I guess you could say I was having a good day the day I made these. They look cool standing still and even cooler in motion. They beg to be flown dramatically slow and maniacally fast - preferably at the same time, in what I’ve termed "non-linear time dilation" mode.
Flying these always felt really good. After I saw Phillip fly them though, giving them to him to keep felt even better. (at least that’s what I keep telling myself.) :-)
I rarely talk to my flags, except to give thanks now and then... but I had a long conversation with these guys about why I was giving them away and the very special person I was giving them too. I wanted to make sure they understood.
Whaaaat? Why you rollin’ your eyes like that? Whatsamatta, you never talk to your flags?
This was my attempt to get over my fear of black dye. Andy in Seattle was doing such cool stuff with it, that I had to try.
I like to get these out when the music is dark and there isn’t a lot of light in the club - they seem to fit the mood better than something more bright and happy.

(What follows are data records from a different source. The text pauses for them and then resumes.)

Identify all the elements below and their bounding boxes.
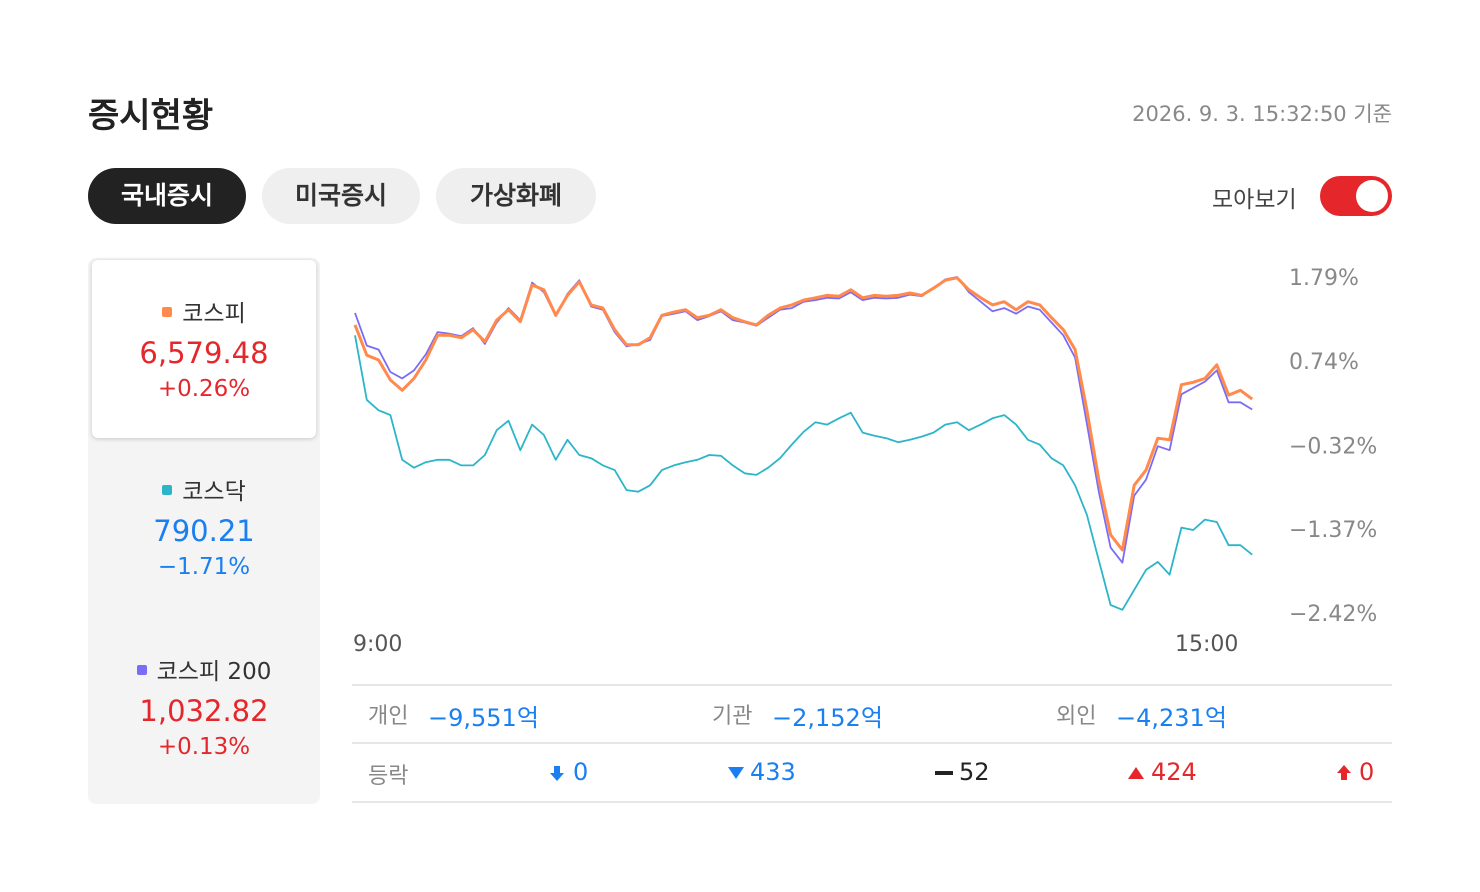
toggle[interactable] xyxy=(1320,176,1392,216)
index-change: +0.26% xyxy=(157,376,251,402)
page-title: 증시현황 xyxy=(88,96,214,136)
y-tick-label: −1.37% xyxy=(1289,518,1377,543)
investor-label: 외인 xyxy=(1056,704,1097,729)
investor-value: −9,551억 xyxy=(428,704,539,732)
index-change: −1.71% xyxy=(157,554,251,580)
flat-icon xyxy=(935,771,953,775)
x-tick-label: 9:00 xyxy=(353,632,402,657)
legend-dot xyxy=(162,485,173,495)
index-name-row: 코스닥 xyxy=(88,472,320,506)
limit-up-count: 0 xyxy=(1359,758,1375,786)
y-tick-label: −0.32% xyxy=(1289,434,1377,459)
index-card[interactable]: 코스닥 790.21 −1.71% xyxy=(88,438,320,618)
down-icon xyxy=(728,767,744,779)
index-value: 6,579.48 xyxy=(139,336,269,370)
limit-down-icon xyxy=(550,766,564,781)
investor-value: −4,231억 xyxy=(1116,704,1227,732)
divider xyxy=(352,684,1392,686)
series-line xyxy=(354,276,1253,564)
legend-dot xyxy=(136,665,147,675)
legend-entry: 코스피 xyxy=(182,301,246,327)
investor-label: 기관 xyxy=(712,704,753,729)
divider xyxy=(352,742,1392,744)
legend-entry: 코스피 200 xyxy=(156,659,272,685)
index-value: 790.21 xyxy=(153,514,255,548)
breadth-label: 등락 xyxy=(368,764,409,789)
toggle-label: 모아보기 xyxy=(1212,187,1297,213)
timestamp: 2026. 9. 3. 15:32:50 기준 xyxy=(1132,102,1392,126)
investor-label: 개인 xyxy=(368,704,409,729)
index-name-row: 코스피 200 xyxy=(88,652,320,686)
index-card[interactable]: 코스피 200 1,032.82 +0.13% xyxy=(88,618,320,798)
y-tick-label: 0.74% xyxy=(1289,350,1359,375)
limit-up-icon xyxy=(1337,765,1351,780)
series-line xyxy=(353,276,1254,552)
limit-down-count: 0 xyxy=(573,758,589,786)
flat-count: 52 xyxy=(959,758,990,786)
y-tick-label: 1.79% xyxy=(1289,266,1359,291)
chart: 1.79% 0.74% −0.32% −1.37% −2.42% 9:00 15:00 xyxy=(353,266,1377,657)
down-count: 433 xyxy=(750,758,796,786)
tab[interactable]: 가상화폐 xyxy=(436,168,596,224)
index-card[interactable]: 코스피 6,579.48 +0.26% xyxy=(92,260,316,438)
x-tick-label: 15:00 xyxy=(1175,632,1238,657)
index-value: 1,032.82 xyxy=(139,694,269,728)
tab[interactable]: 국내증시 xyxy=(88,168,246,224)
tab[interactable]: 미국증시 xyxy=(262,168,420,224)
legend-dot xyxy=(162,307,173,317)
index-change: +0.13% xyxy=(157,734,251,760)
up-icon xyxy=(1128,767,1144,779)
investor-value: −2,152억 xyxy=(772,704,883,732)
y-tick-label: −2.42% xyxy=(1289,602,1377,627)
up-count: 424 xyxy=(1151,758,1197,786)
index-name-row: 코스피 xyxy=(92,294,316,328)
series-line xyxy=(354,335,1253,611)
index-panel: 코스피 6,579.48 +0.26% 코스닥 790.21 −1.71% 코스… xyxy=(88,258,320,804)
toggle-knob xyxy=(1356,180,1388,212)
divider xyxy=(352,801,1392,803)
legend-entry: 코스닥 xyxy=(182,479,246,505)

This was an experiment in water-based latex. It dries like paint, then you set it with an iron.
Then you spend the next 2 days peeling dried latex off your iron.
At first these were really rough to fly - the pigments really messed with the "feel" of the silk. Now, after a couple of years of being flow, they are almost as smooth as dyed flags. (A lot heavier, though - all that paint really adds to the weight!)
I led the Gold’s Gym float in the 2003 SF Pride parade flying these - into the wind, of course.
I made two sets but we never lined up a second flagger... and at some point, unbeknowst to me, the second set fell into the tank of liquid soap on the float’s bubble machine. It sat submerged in the soap for over two hours before someone noticed as we were taking the float apart after the parade. They handed me the soap-soaked flags and, horified, I rushed into the locker room and began rinsing them out. I fully expected them to be reduced to a pale brown mush of non-color. But in fact, only a little purple rinsed out!
The picture is of the set that fell in the soap - *after* they had been rinsed out and dried. The set I actually flew in the parade - it’s purples somewhat more intact - I gave to my friend Jeff in Seattle.
Dyed in a single piece with Up from the Deep II. These have a really neat "melted crayon" effect that I hope to figure out how to reproduce again.
These belong to Dan now. I wanted to give him some flags to thank him for being my friend and to reward him for being such a stellar flag pup... but I just wasn’t inspired to make anything worthy of giving him at the time. So, I did the next best thing: I told him he could take any set of mine he wanted as his gift.
This is the set he chose.
These are fun to play on the tips... you can get all sorts of "whips of fire" effects doing so. Of course, long-term tipping of large 5mm flags is a little hard on the silk... I fully expect to be playing them some night and suddenly be standing there with just the weights in my hands.
These have barely left my flag drawer in a year. I was going to send them to a friend, and decided I wanted to take them out one last time first.
As it turns out, they were -so- much fun to fly that I can’t part with them now. They are almost effortless to play big, and they shimmer like a sheet of burning alcohol or something. (Watching Phillip fly Dan’s Fire&Ice in Chicago gave me a whole new appreciation for my old 5mm giant flags, I guess!)
So... my friend will just have to get a brand new set of flags.
(Hope I don’t really like those, too! It’s SO HARD to be generous sometimes!)